La prise de conscience de la nécessité d’une transition énergétique est intervenue plus tard en Asie qu’en Europe, ceci se justifiant notamment par le fait que l’Asie représente une plus faible part des émissions historiques. Lors du Sommet de la Terre à Rio de Janeiro en 1992, elle était responsable de seulement 16,5% des émissions historiques. Mais ces trente années d’urbanisation et de succès industriel ont transformé le paysage et, selon les dernières données, le chiffre est désormais de 31% pour l’Asie, tandis que celui des vieilles nations industrielles (Europe, Etats-Unis) a reculé à 46% (contre 61% en 1992). La part des émissions provenant de l’Asie devrait d’ailleurs continuer à croître.

Ce qui est vrai des émissions l’est aussi de plus en plus des solutions à apporter. L’énergie solaire, par exemple, est une proposition plus solide aujourd’hui qu’elle ne l’était il y a dix ans. Dans de nombreux pays, elle est à présent compétitive sans subventions, en raison principalement des baisses de coûts réalisées parallèlement au développement des sociétés solaires chinoises, dont la part de marché dépasse désormais les 80% dans la plupart des secteurs de la chaîne d’approvisionnement[1].
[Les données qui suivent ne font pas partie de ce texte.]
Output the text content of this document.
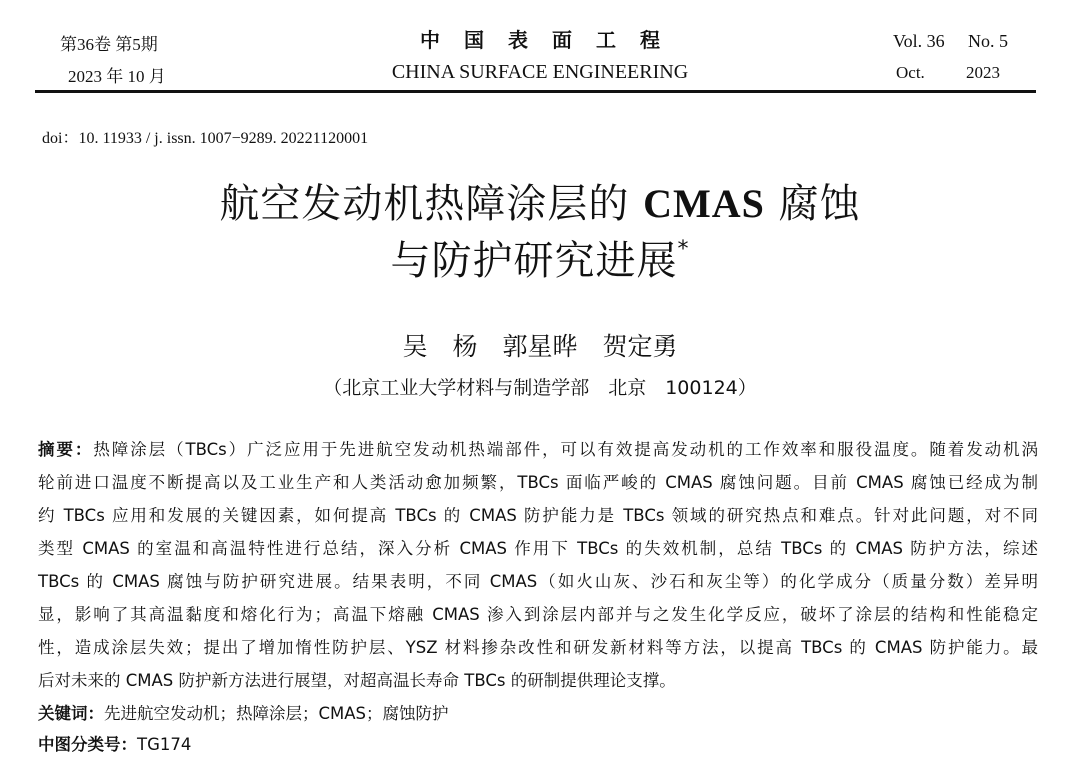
第36卷 第5期
2023 年 10 月
中国表面工程
CHINA SURFACE ENGINEERING
Vol. 36 No. 5
Oct. 2023
doi：10. 11933 / j. issn. 1007−9289. 20221120001
航空发动机热障涂层的 CMAS 腐蚀
与防护研究进展*
吴　杨　 郭星晔　 贺定勇
（北京工业大学材料与制造学部　北京　100124）
摘要：热障涂层（TBCs）广泛应用于先进航空发动机热端部件，可以有效提高发动机的工作效率和服役温度。随着发动机涡
轮前进口温度不断提高以及工业生产和人类活动愈加频繁，TBCs 面临严峻的 CMAS 腐蚀问题。目前 CMAS 腐蚀已经成为制
约 TBCs 应用和发展的关键因素，如何提高 TBCs 的 CMAS 防护能力是 TBCs 领域的研究热点和难点。针对此问题，对不同
类型 CMAS 的室温和高温特性进行总结，深入分析 CMAS 作用下 TBCs 的失效机制，总结 TBCs 的 CMAS 防护方法，综述
TBCs 的 CMAS 腐蚀与防护研究进展。结果表明，不同 CMAS（如火山灰、沙石和灰尘等）的化学成分（质量分数）差异明
显，影响了其高温黏度和熔化行为；高温下熔融 CMAS 渗入到涂层内部并与之发生化学反应，破坏了涂层的结构和性能稳定
性，造成涂层失效；提出了增加惰性防护层、YSZ 材料掺杂改性和研发新材料等方法，以提高 TBCs 的 CMAS 防护能力。最
后对未来的 CMAS 防护新方法进行展望，对超高温长寿命 TBCs 的研制提供理论支撑。
关键词：先进航空发动机；热障涂层；CMAS；腐蚀防护
中图分类号：TG174
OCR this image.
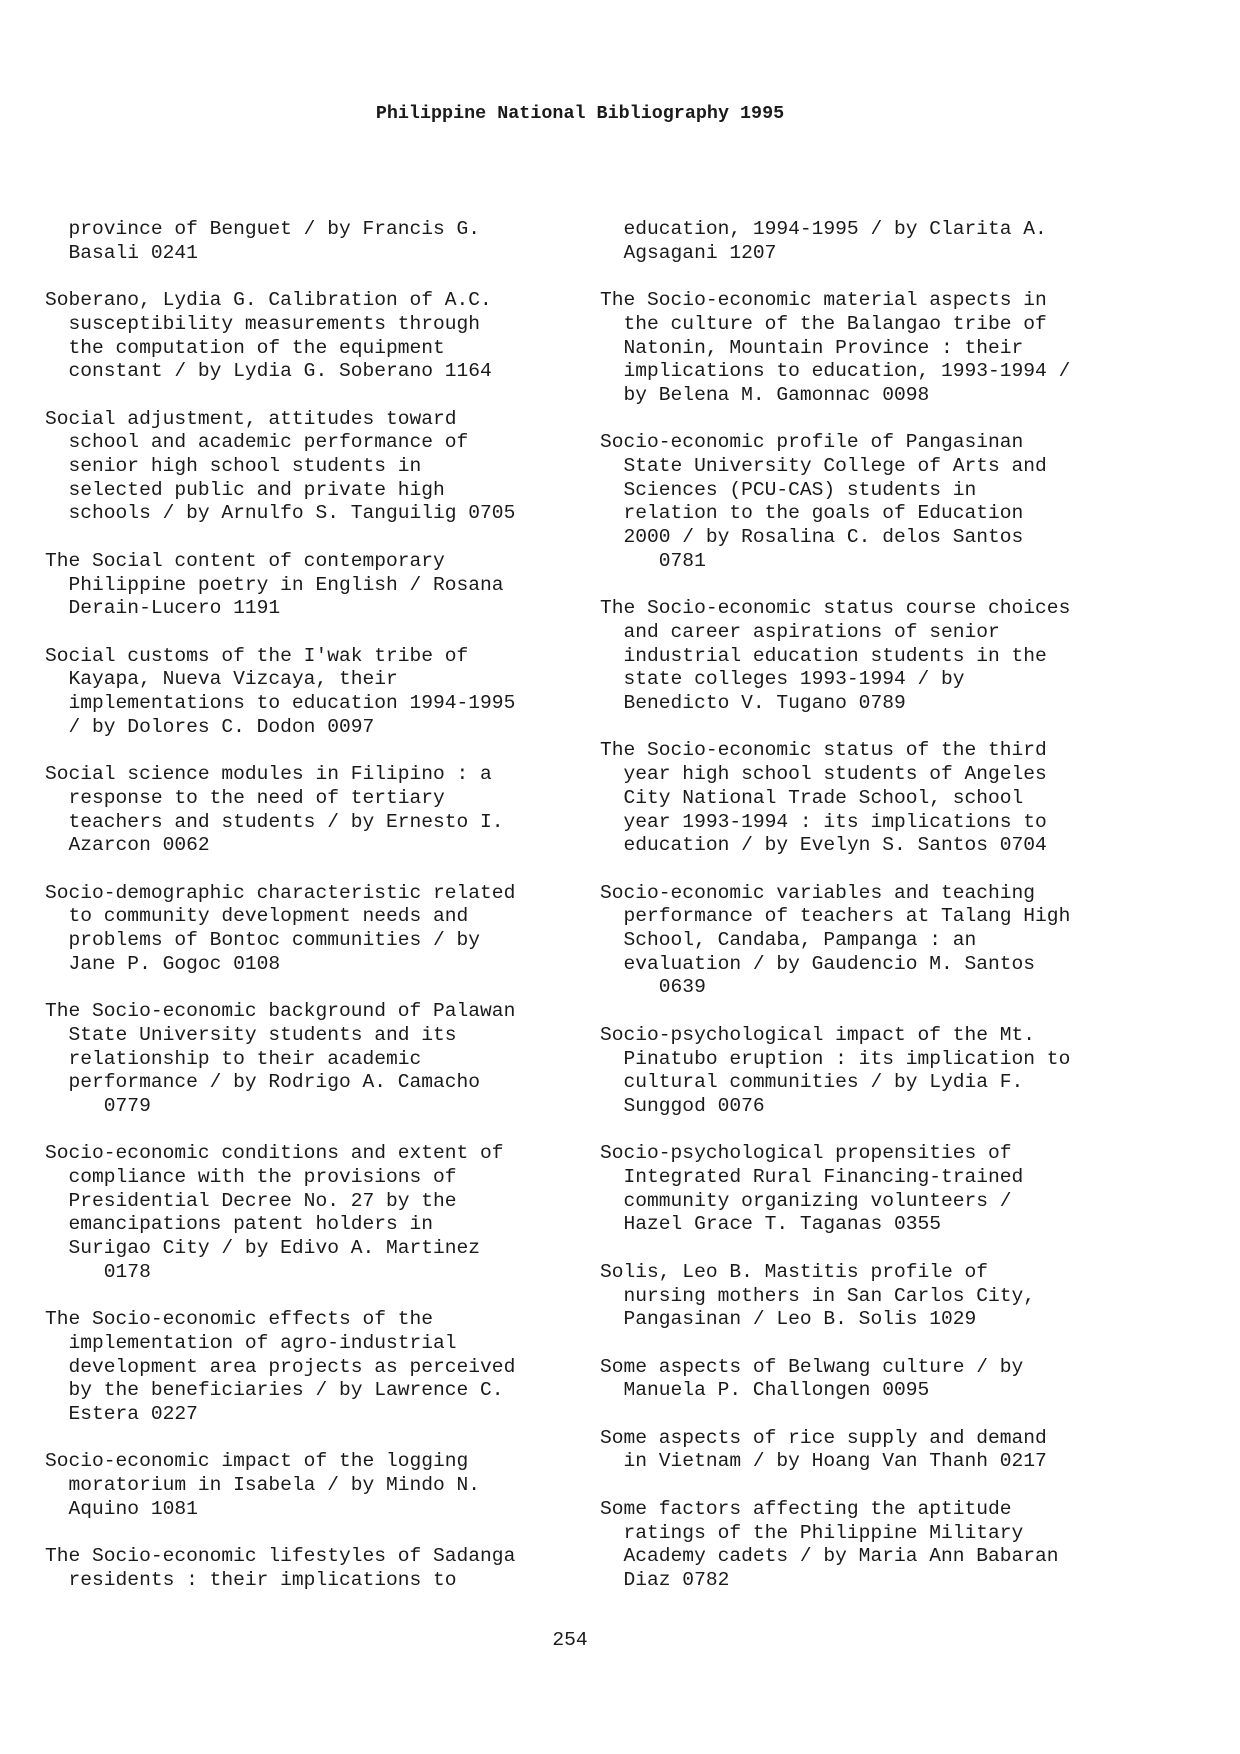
Philippine National Bibliography 1995
province of Benguet / by Francis G.
Basali 0241
Soberano, Lydia G. Calibration of A.C.
susceptibility measurements through
the computation of the equipment
constant / by Lydia G. Soberano 1164
Social adjustment, attitudes toward
school and academic performance of
senior high school students in
selected public and private high
schools / by Arnulfo S. Tanguilig 0705
The Social content of contemporary
Philippine poetry in English / Rosana
Derain-Lucero 1191
Social customs of the I'wak tribe of
Kayapa, Nueva Vizcaya, their
implementations to education 1994-1995
/ by Dolores C. Dodon 0097
Social science modules in Filipino : a
response to the need of tertiary
teachers and students / by Ernesto I.
Azarcon 0062
Socio-demographic characteristic related
to community development needs and
problems of Bontoc communities / by
Jane P. Gogoc 0108
The Socio-economic background of Palawan
State University students and its
relationship to their academic
performance / by Rodrigo A. Camacho
0779
Socio-economic conditions and extent of
compliance with the provisions of
Presidential Decree No. 27 by the
emancipations patent holders in
Surigao City / by Edivo A. Martinez
0178
The Socio-economic effects of the
implementation of agro-industrial
development area projects as perceived
by the beneficiaries / by Lawrence C.
Estera 0227
Socio-economic impact of the logging
moratorium in Isabela / by Mindo N.
Aquino 1081
The Socio-economic lifestyles of Sadanga
residents : their implications to
education, 1994-1995 / by Clarita A.
Agsagani 1207
The Socio-economic material aspects in
the culture of the Balangao tribe of
Natonin, Mountain Province : their
implications to education, 1993-1994 /
by Belena M. Gamonnac 0098
Socio-economic profile of Pangasinan
State University College of Arts and
Sciences (PCU-CAS) students in
relation to the goals of Education
2000 / by Rosalina C. delos Santos
0781
The Socio-economic status course choices
and career aspirations of senior
industrial education students in the
state colleges 1993-1994 / by
Benedicto V. Tugano 0789
The Socio-economic status of the third
year high school students of Angeles
City National Trade School, school
year 1993-1994 : its implications to
education / by Evelyn S. Santos 0704
Socio-economic variables and teaching
performance of teachers at Talang High
School, Candaba, Pampanga : an
evaluation / by Gaudencio M. Santos
0639
Socio-psychological impact of the Mt.
Pinatubo eruption : its implication to
cultural communities / by Lydia F.
Sunggod 0076
Socio-psychological propensities of
Integrated Rural Financing-trained
community organizing volunteers /
Hazel Grace T. Taganas 0355
Solis, Leo B. Mastitis profile of
nursing mothers in San Carlos City,
Pangasinan / Leo B. Solis 1029
Some aspects of Belwang culture / by
Manuela P. Challongen 0095
Some aspects of rice supply and demand
in Vietnam / by Hoang Van Thanh 0217
Some factors affecting the aptitude
ratings of the Philippine Military
Academy cadets / by Maria Ann Babaran
Diaz 0782
254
De même, les dix plus grands constructeurs de batteries pour véhicules électriques sont situés en Asie, et ils ont largement contribué au fort rebond actuel des ventes sur ce segment. Les entreprises asiatiques jouent aussi un rôle majeur, voire crucial, dans le développement de l’énergie éolienne, des trains à grande vitesse, des vélos, et également de nombreux semi-conducteurs renforçant l’efficience énergétique à travers le monde. Et la liste est loin d’être exhaustive.

Les start-ups asiatiques se distinguent aussi de plus en plus. Bloomberg NEF[2] a récemment publié une étude sur les «climate unicorns»[3], selon laquelle 13 entreprises asiatiques ont déjà acquis ce statut, ce qui fait de l’Asie la région la plus représentée après l’Amérique du Nord, mais devant l’Europe.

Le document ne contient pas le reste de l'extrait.